Hybrid and Exploratory Knowledge Discovery

Keywords: knowledge discovery in databases, knowledge discovery in databases guided by domain knowledge, data mining, data exploration, formal concept analysis, classification, pattern mining, numerical methods in data mining.

Knowledge discovery in databases (KDD) aims at discovering intelligible and reusable patterns in possibly large databases. These patterns can then be interpreted as knowledge units to be reused in knowledge-based systems. From an operational point of view, the KDD process is based on three main steps: (i) selection and preparation of the data, (ii) data mining, (iii) interpretation of the discovered patterns. Moreover, the KDD process is iterative, interactive, and generally controlled by an expert of the data domain, called the analyst. The analyst selects and interprets a subset of the extracted units for obtaining knowledge units having a certain plausibility. In this view, KDD is an exploratory process similar to “exploratory data analysis”.

The KDD process –as implemented in the Orpailleur team– is based on data mining methods which are either symbolic or numerical. Symbolic methods are based on pattern mining (e.g. mining frequent itemsets, association rules, sequences...), Formal Concept Analysis (FCA) and extensions such as Pattern Structures and Relational Concept Analysis (RCA), and redescription mining. Numerical methods are based on Random Forests, Support Vector Machines (SVM), Neural Networks, and probabilistic approaches such as second-order Hidden Markov Models (HMM). Moreover, for being able to deal with complex data, numerical data mining methods can be associated with symbolic methods, for improving applicability and efficiency of knowledge discovery. This is particularly true in classification, where supervised and unsupervised approaches may be combined with benefits.

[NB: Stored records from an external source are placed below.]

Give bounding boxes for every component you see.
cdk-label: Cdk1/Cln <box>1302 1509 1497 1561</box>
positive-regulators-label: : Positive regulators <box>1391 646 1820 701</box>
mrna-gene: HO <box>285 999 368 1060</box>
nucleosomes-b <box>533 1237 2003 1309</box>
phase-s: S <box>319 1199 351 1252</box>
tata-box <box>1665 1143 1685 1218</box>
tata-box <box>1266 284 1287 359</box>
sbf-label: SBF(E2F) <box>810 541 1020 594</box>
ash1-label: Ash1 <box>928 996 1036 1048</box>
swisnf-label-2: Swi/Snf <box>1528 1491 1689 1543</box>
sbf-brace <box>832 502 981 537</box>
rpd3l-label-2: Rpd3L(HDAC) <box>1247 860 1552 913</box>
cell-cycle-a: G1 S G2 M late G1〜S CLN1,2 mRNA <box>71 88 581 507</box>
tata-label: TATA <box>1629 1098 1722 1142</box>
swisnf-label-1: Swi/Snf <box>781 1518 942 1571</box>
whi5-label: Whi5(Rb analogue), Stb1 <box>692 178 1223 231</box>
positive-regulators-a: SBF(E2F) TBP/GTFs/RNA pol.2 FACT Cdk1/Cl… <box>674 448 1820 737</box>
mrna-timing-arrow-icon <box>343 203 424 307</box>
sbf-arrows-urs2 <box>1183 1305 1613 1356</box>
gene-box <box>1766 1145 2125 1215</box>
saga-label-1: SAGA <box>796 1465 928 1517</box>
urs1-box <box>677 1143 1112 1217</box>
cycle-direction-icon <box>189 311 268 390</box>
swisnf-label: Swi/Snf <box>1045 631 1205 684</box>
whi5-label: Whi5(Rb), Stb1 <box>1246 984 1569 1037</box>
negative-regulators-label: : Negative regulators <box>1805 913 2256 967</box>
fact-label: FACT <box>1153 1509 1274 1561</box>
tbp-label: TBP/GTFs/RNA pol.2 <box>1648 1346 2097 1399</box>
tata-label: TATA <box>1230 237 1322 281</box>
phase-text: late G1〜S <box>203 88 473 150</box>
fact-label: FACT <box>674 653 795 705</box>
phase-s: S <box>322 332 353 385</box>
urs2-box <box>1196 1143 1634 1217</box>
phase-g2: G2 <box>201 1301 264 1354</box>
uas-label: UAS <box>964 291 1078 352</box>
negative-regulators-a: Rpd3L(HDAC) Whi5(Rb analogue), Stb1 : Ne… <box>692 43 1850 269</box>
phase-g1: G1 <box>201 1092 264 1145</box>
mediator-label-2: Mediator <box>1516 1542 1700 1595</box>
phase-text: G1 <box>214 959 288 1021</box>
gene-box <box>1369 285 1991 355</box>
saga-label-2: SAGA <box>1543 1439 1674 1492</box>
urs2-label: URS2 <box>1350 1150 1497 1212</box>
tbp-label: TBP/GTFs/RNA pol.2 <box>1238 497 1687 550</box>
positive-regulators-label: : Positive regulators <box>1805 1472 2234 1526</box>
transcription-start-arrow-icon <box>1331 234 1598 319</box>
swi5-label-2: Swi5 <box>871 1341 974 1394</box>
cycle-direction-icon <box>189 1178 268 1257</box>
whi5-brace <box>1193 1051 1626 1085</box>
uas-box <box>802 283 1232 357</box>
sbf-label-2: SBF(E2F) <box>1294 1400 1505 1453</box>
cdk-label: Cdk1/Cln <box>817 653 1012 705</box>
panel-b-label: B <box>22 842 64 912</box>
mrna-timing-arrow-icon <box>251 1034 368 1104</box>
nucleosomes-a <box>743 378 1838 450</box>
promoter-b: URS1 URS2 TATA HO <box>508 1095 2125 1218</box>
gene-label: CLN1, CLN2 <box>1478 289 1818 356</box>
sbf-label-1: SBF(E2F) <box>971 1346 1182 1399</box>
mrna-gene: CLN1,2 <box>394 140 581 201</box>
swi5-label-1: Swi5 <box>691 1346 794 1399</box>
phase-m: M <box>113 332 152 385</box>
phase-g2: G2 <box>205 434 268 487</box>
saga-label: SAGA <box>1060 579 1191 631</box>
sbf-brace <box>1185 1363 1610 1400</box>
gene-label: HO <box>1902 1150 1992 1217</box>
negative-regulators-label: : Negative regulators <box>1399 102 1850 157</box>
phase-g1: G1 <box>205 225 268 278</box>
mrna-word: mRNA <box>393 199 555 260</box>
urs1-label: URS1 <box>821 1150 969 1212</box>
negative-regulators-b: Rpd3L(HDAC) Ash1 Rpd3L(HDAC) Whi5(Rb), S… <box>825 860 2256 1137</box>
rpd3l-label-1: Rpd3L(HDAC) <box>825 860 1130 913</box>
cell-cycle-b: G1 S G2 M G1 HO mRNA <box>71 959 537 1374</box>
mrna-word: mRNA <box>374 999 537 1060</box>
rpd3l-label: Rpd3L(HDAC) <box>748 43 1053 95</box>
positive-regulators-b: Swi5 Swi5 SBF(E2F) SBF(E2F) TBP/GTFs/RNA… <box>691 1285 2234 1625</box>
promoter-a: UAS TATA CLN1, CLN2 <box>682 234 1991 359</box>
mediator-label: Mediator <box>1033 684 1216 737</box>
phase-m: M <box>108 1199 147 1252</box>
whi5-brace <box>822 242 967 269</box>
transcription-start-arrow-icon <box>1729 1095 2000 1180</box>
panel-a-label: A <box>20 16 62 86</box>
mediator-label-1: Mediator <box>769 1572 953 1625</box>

A main operation in the research work of Orpailleur is “classification”, which is a polymorphic process involved in modeling, mining, representing, and reasoning tasks. In this way, domain knowledge, when available, can improve and guide the KDD process, materializing the idea of Knowledge Discovery guided by Domain Knowledge or KDDK. In KDDK, domain knowledge plays a role at each step of KDD: the discovered patterns can be interpreted as knowledge units and reused for problem-solving activities in knowledge systems, implementing the exploratory process “mining, interpreting, modeling, representing, and reasoning”. Then knowledge discovery can be considered as a key task in knowledge engineering (KE), having an impact in various semantic activities, e.g. information retrieval, recommendation, and ontology engineering. In addition, if knowledge discovery can feed knowledge-based systems, in turn, domain knowledge can be used to support the knowledge discovery process.

Finally, life sciences, i.e. agronomy, biology, chemistry, and medicine, are application domains where the Orpailleur team has a very rich experience. The team intends to keep and to extend this experience, paying also more attention to the impact of knowledge discovery in the real world. This should lead to the design of green (sustainable), explainable, and fair data mining systems.